Strata Notebook has two ways to use AI: prompt cells (declarative, part of the DAG) and the AI assistant (conversational, in a sidebar panel). Both use the same provider configuration and support any OpenAI-compatible API.

This page covers provider configuration and the AI assistant. For the prompt-cell template syntax, annotations, schema-constrained output, and validate-and-retry loop, see Cell Types.


Configuration

Set an API key in the Runtime panel under Environment Variables. The key determines which provider is used:

Environment Variable Provider Default Model
ANTHROPIC_API_KEY Anthropic claude-sonnet-4-6
OPENAI_API_KEY OpenAI gpt-5.4
GEMINI_API_KEY Google gemini-3-flash
MISTRAL_API_KEY Mistral mistral-large-latest
STRATA_AI_API_KEY Custom (requires [ai] config) ,

Resolution order (highest priority wins):

  1. notebook.toml [ai] section, per-notebook advanced overrides (see below)
  2. Runtime panel env vars, set in the UI
  3. Server config (STRATA_AI_* env vars) admin default

For standard providers you only need step 2: drop your API key into the Runtime panel and Strata auto-picks the matching default base URL and model. The AI panel's model picker lets you switch models without leaving the UI (it persists the choice to [ai].model).
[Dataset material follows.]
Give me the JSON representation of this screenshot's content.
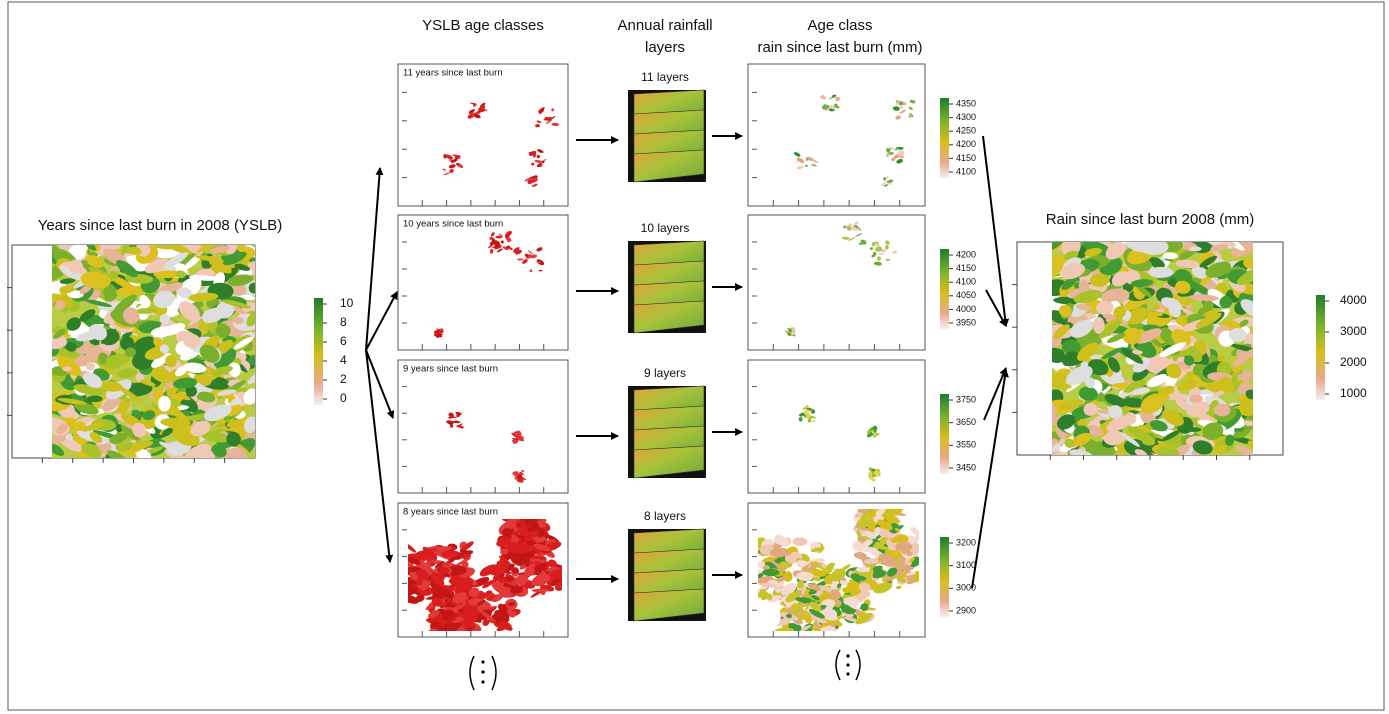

Process environment is not consulted

A shell-exported OPENAI_API_KEY does not leak into notebooks. This is intentional, each notebook must explicitly opt in to an AI provider. See the Annotations page for how env vars flow.
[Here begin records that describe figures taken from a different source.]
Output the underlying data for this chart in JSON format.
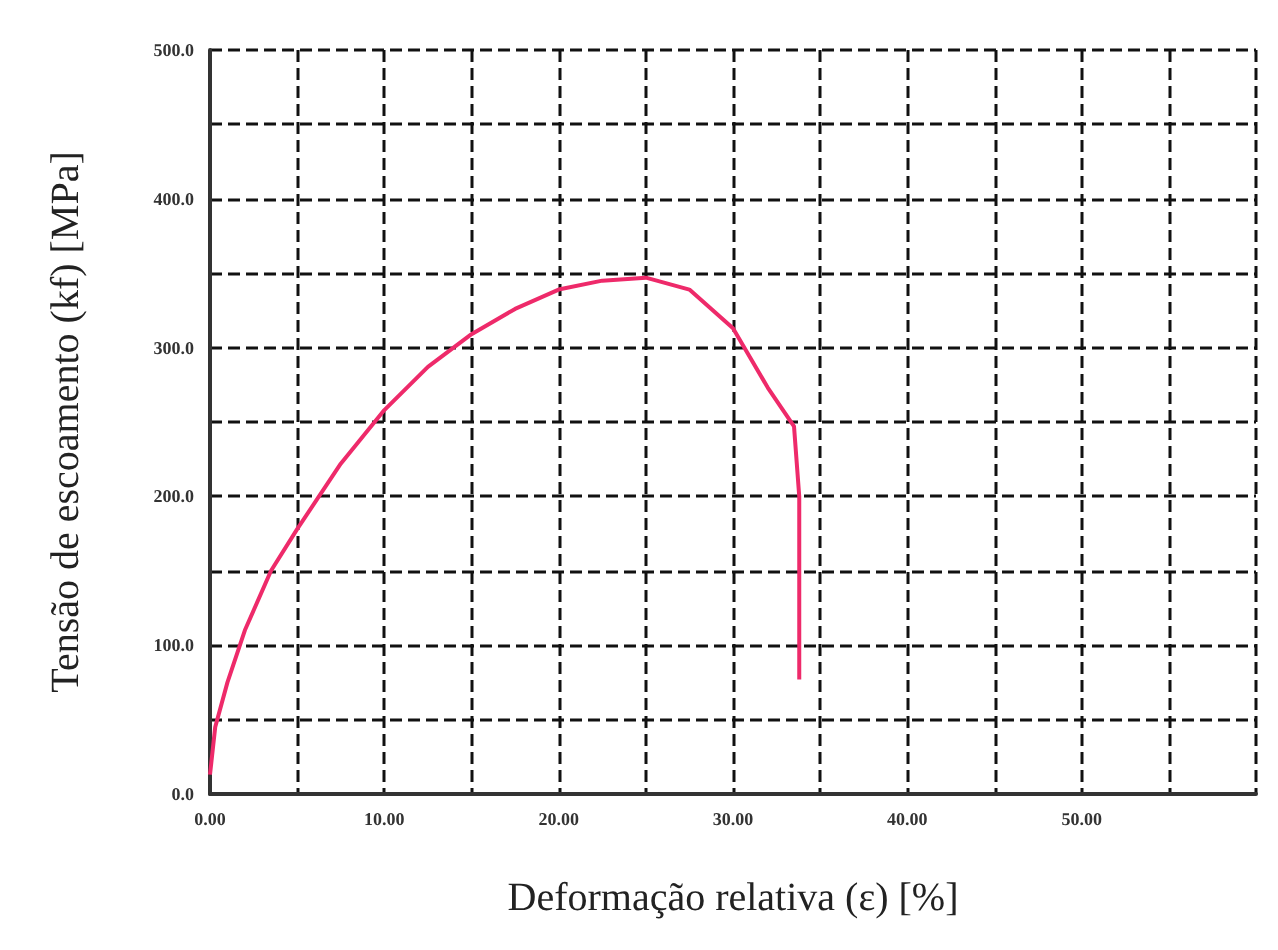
{
  "chart_data": {
    "type": "line",
    "xlabel": "Deformação relativa (ε) [%]",
    "ylabel": "Tensão de escoamento (kf) [MPa]",
    "x": [
      0,
      0.3,
      1,
      2,
      3.5,
      5,
      7.5,
      10,
      12.5,
      15,
      17.5,
      20,
      22.5,
      25,
      27.5,
      30,
      32,
      33.5,
      33.8,
      33.8
    ],
    "series": [
      {
        "color": "#ee2a6a",
        "values": [
          13,
          45,
          75,
          110,
          150,
          178,
          222,
          258,
          287,
          309,
          326,
          339,
          345,
          347,
          339,
          313,
          273,
          247,
          200,
          77
        ]
      }
    ],
    "xlim": [
      0,
      60
    ],
    "ylim": [
      0,
      500
    ],
    "xticks": [
      {
        "value": 0,
        "label": "0.00"
      },
      {
        "value": 5,
        "label": null
      },
      {
        "value": 10,
        "label": "10.00"
      },
      {
        "value": 15,
        "label": null
      },
      {
        "value": 20,
        "label": "20.00"
      },
      {
        "value": 25,
        "label": null
      },
      {
        "value": 30,
        "label": "30.00"
      },
      {
        "value": 35,
        "label": null
      },
      {
        "value": 40,
        "label": "40.00"
      },
      {
        "value": 45,
        "label": null
      },
      {
        "value": 50,
        "label": "50.00"
      },
      {
        "value": 55,
        "label": null
      },
      {
        "value": 60,
        "label": null
      }
    ],
    "yticks": [
      {
        "value": 0,
        "label": "0.0"
      },
      {
        "value": 50,
        "label": null
      },
      {
        "value": 100,
        "label": "100.0"
      },
      {
        "value": 150,
        "label": null
      },
      {
        "value": 200,
        "label": "200.0"
      },
      {
        "value": 250,
        "label": null
      },
      {
        "value": 300,
        "label": "300.0"
      },
      {
        "value": 350,
        "label": null
      },
      {
        "value": 400,
        "label": "400.0"
      },
      {
        "value": 450,
        "label": null
      },
      {
        "value": 500,
        "label": "500.0"
      }
    ],
    "grid": true,
    "marker": "none",
    "line_style": "solid"
  }
}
Custom Provider Configuration

For self-hosted models (Ollama, vLLM) or custom endpoints there's no UI for the base_url / timeout / token-ceiling fields, so you add an [ai] section to notebook.toml directly:

[ai]
base_url = "http://localhost:11434/v1"
model = "llama3"

This is the intended escape hatch for advanced config. Fields the [ai] section accepts:

  • api_key, use sparingly, persists in notebook.toml even for blanked sensitive keys. Prefer the Runtime panel.
  • base_url
  • model
  • max_context_tokens
  • max_output_tokens
  • timeout_seconds

Supported Providers

Any service that implements the OpenAI /v1/chat/completions endpoint works, including:

  • OpenAI (GPT-4o, GPT-4, GPT-3.5)
  • Anthropic (Claude, via their OpenAI-compatible endpoint)
  • Google (Gemini, via their OpenAI-compatible endpoint)
  • Mistral (Mistral Large, Codestral)
  • Ollama (local models)
  • vLLM, TGI, LiteLLM (self-hosted)

AI Assistant

The AI assistant is a sidebar panel (toggle with the AI Assistant button) that provides conversational access to a model. It operates outside the DAG, it doesn't create artifacts or participate in caching.

Chat Mode (Enter)

Type a message and press Enter. The assistant streams a response with full conversation context:

  • Conversation memory: prior turns are sent back to the model so follow-up questions work ("give an example of that", "now do it for column X")
  • Notebook context: the current notebook state (cell sources, variable definitions, packages) is included in every request as a system prompt
  • Cell context: optionally select a cell from the dropdown to focus the conversation on that cell's code and errors
  • Code insertion: assistant responses with fenced code blocks show an "Insert Cell" button to add the code as a new notebook cell

The conversation resets when you click "Clear" or reload the page. History is session-only (not persisted to disk).

Agent Mode (Shift+Enter)

Type an instruction and press Shift+Enter. The agent autonomously takes actions on the notebook:

Available tools:

Tool Description
get_notebook_state Read all cells, variables, and execution status
create_cell Add a new Python or prompt cell
edit_cell Modify an existing cell's source
delete_cell Remove a cell
run_cell Execute a cell and observe the result
add_package Install a Python package via uv

The agent runs as a background task with a 10-iteration limit. Progress events appear in the panel as they happen. You can cancel a running agent with the Cancel button.

Example agent instructions:

  • "Add a cell that loads the iris dataset and prints its shape"
  • "Install pandas and create a simple data analysis"
  • "Fix the error in cell c3 and run it again"

The agent works best for additive tasks (creating new cells, installing packages). For complex refactoring, use Chat mode to discuss the approach first.